Людям равнодушным, с глухотой к искусству, не следовало бы заниматься критикой. «В такой разговор надо допускать только взрослых и серьезных людей. Детей не надо», – написал мне один читатель. Хорошо, когда критик имеет на плечах трезвую и ясную голову. Но он должен обладать еще и особой способностью заражаться искусством, воспламеняться им, той человеческой чуткостью, какая была в высшей степени присуща, скажем, покойному Марку Щеглову. Перечитайте его статьи о Сергее Есенине, Грине, о «Русском лесе» Леонова. Ни одна талантливая, живая деталь не оставляла его равнодушным; он умел войти в мир художника как во всякий раз новую для себя страну, и даже упреки и укоры его вряд ли казались авторам обидными, потому что были результатом увлеченного обследования этого мира изнутри и по его законам.

Нет, вовсе не легкое и не безопасное дело это тихое кабинетное занятие – разбор книг. Оно внушает чувство ответственности, тревожит и обременяет совесть, как если бы дело шло не о листах типографской бумаги с ровными линейками строчек, а о судьбах живых людей.

«Убить хорошую книгу, – говорил Мильтон, – почти то же, что убить человека». Еще слава богу, что хорошее искусство обладает высокой жизнестойкостью и не умирает даже после насильственной операции, сделанной на живом его теле. «Зарезать» хорошую книгу не так легко, но помешать ей по праву свободно и нормально жить среди читателей – можно.

И не всегда это происходит по злой воле, иной раз – по добросовестной ограниченности, узости, непрофессиональности. В одном рассказе Марка Твена герой имел несчастье повредить часы и обратился за помощью к часовщикам. Один, осмотрев часы, нашел, что у них корпус «вспучило», другой – что «сломан шкворень», а третий объявил, что «кое-где в механизме нужно поставить заплаты, да недурно бы подкинуть и подошвы». В конце рассказа герой начинает догадываться, куда деваются неудавшиеся паяльщики, сапожники и кузнецы: они идут в часовщики.

Мне кажется, Марк Твен не прав, и часть людей этой категории начинает заниматься критикой.
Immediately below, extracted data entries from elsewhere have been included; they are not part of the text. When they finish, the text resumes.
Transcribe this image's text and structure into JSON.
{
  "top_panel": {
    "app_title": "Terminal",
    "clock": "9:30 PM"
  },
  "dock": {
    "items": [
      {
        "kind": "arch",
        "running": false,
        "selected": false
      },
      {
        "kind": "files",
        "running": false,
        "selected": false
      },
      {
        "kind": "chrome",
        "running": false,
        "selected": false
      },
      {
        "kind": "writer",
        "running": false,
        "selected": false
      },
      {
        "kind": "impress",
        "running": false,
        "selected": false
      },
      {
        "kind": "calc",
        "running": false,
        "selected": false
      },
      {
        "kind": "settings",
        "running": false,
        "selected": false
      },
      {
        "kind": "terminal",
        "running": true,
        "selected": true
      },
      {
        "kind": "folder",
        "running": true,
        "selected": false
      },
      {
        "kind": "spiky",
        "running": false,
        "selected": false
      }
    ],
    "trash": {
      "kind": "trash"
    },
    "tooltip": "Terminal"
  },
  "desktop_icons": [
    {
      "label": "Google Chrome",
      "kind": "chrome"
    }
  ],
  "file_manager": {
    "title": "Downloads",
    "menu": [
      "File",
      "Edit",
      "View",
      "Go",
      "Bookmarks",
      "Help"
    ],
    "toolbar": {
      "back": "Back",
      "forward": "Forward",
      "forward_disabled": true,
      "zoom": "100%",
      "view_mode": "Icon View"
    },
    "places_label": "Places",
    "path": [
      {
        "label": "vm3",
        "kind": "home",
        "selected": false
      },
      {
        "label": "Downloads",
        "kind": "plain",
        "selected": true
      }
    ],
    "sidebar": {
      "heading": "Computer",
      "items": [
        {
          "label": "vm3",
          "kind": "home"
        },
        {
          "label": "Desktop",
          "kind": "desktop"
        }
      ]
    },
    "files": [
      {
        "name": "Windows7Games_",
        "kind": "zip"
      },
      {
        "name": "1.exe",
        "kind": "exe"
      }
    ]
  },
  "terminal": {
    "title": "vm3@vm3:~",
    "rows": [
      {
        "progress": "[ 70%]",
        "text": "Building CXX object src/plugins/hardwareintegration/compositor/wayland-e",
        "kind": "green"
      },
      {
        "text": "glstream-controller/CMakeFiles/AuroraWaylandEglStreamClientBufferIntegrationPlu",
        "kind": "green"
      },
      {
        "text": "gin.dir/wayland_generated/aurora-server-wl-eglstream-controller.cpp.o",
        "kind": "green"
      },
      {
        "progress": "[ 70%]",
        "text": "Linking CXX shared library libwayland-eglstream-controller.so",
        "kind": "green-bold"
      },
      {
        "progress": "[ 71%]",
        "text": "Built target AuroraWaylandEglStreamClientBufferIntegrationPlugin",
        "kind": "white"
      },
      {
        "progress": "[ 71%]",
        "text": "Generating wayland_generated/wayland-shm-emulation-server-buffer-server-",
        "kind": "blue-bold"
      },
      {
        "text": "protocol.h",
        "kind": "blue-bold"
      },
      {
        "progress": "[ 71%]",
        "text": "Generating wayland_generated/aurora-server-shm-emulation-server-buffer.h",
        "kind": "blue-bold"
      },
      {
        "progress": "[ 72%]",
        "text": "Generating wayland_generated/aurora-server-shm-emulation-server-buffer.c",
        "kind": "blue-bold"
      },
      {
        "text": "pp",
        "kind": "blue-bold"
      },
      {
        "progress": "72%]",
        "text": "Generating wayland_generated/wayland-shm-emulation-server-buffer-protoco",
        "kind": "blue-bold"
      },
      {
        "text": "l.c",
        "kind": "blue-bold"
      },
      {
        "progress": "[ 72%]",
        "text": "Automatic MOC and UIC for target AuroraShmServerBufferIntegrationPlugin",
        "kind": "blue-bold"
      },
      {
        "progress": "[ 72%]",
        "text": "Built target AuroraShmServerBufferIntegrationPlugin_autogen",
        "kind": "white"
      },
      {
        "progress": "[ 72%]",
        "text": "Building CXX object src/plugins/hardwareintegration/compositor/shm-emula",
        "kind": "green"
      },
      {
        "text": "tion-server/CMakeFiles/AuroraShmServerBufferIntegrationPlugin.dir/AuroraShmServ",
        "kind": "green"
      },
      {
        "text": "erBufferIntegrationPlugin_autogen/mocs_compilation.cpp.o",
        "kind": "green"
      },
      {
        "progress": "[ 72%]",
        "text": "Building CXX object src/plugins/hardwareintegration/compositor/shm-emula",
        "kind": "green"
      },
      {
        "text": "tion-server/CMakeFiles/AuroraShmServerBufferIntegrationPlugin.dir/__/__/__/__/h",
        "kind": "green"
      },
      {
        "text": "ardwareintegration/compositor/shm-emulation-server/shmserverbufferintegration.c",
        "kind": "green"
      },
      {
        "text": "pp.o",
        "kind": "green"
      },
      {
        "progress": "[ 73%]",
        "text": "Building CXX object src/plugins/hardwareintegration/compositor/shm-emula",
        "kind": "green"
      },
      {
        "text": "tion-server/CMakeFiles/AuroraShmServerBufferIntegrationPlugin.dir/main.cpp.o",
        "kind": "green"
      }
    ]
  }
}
Иначе чем объяснить, что по отношению к художественному произведению так часто приходится слышать подобные речи: «Корпус вспучило… Шкворень сломан… Кое-где надо поставить заплаты…» Именно здесь надо искать, вероятно, причину недоразумений, возникающих между автором книги и критиком.

2

Старый американский писатель Генри Дэвид Торо в своей удивительной книге «Жизнь в лесу» говорит: «Книги надо читать так же сосредоточенно и неторопливо, как они писались». Искреннее сожаление вызывает у него то, что многие люди научаются читать лишь ради бытового удобства, точно так же, как учатся считать ради записи расходов и чтобы их не обсчитывали. «Но о чтении как благородном духовном упражнении, – говорит Торо, – они почти не имеют понятия, а между тем только это и есть чтение в высоком смысле слова, – не то, что сладко баюкает нас, усыпляя высокие чувства, а то, к чему приходится тянуться на цыпочках, чему мы посвящаем лучшие часы бодрствования».

Чаще вспоминать эту хорошую мысль Торо полезно и в наш век высоких темпов и реактивных скоростей, искушающий узаконить перелистывание, проглядывание и другие способы сокращенного знакомства с книгой. Ничто не может заменить человеку радость сосредоточенного и вдумчивого чтения. Но если для обычного читателя владение «наукой читать» может служить отличием и заслугой, то для литературного критика оно составляет род профессионального долга.

Тем досаднее, когда книги читают наспех, читают и недочитывают, а рассуждают о них «в общих чертах», отвлеченно, вдали от текста. Может быть, такая манера рассуждения еще годится для книг, которые сами пишутся поспешно, кое-как. Но если вещь написана всерьез, художник душу на нее положил, то ничего, кроме неприязни, не может вызвать это торопливое, приблизительное чтение, тем более, когда оно устремлено к одному: половчее поймать, Ч уличить автора, не принявшего в соображение, откуда ветер дует.

Обращает на себя внимание, что в наших литературных журналах редки разборы серьезные и доказательные, зато хватает обзоров, в которых мелькают имена писателей, случайные цитаты, названия произведений с краткой и безапелляционной их характеристикой. Голословная оценка, повторенная несколько раз, укрепляется и затвердевает в виде литературной репутации, гипнотически действующей на позднейших издателей и критиков. Между тем рождается она часто неведомо как – вне аргументации и объяснений.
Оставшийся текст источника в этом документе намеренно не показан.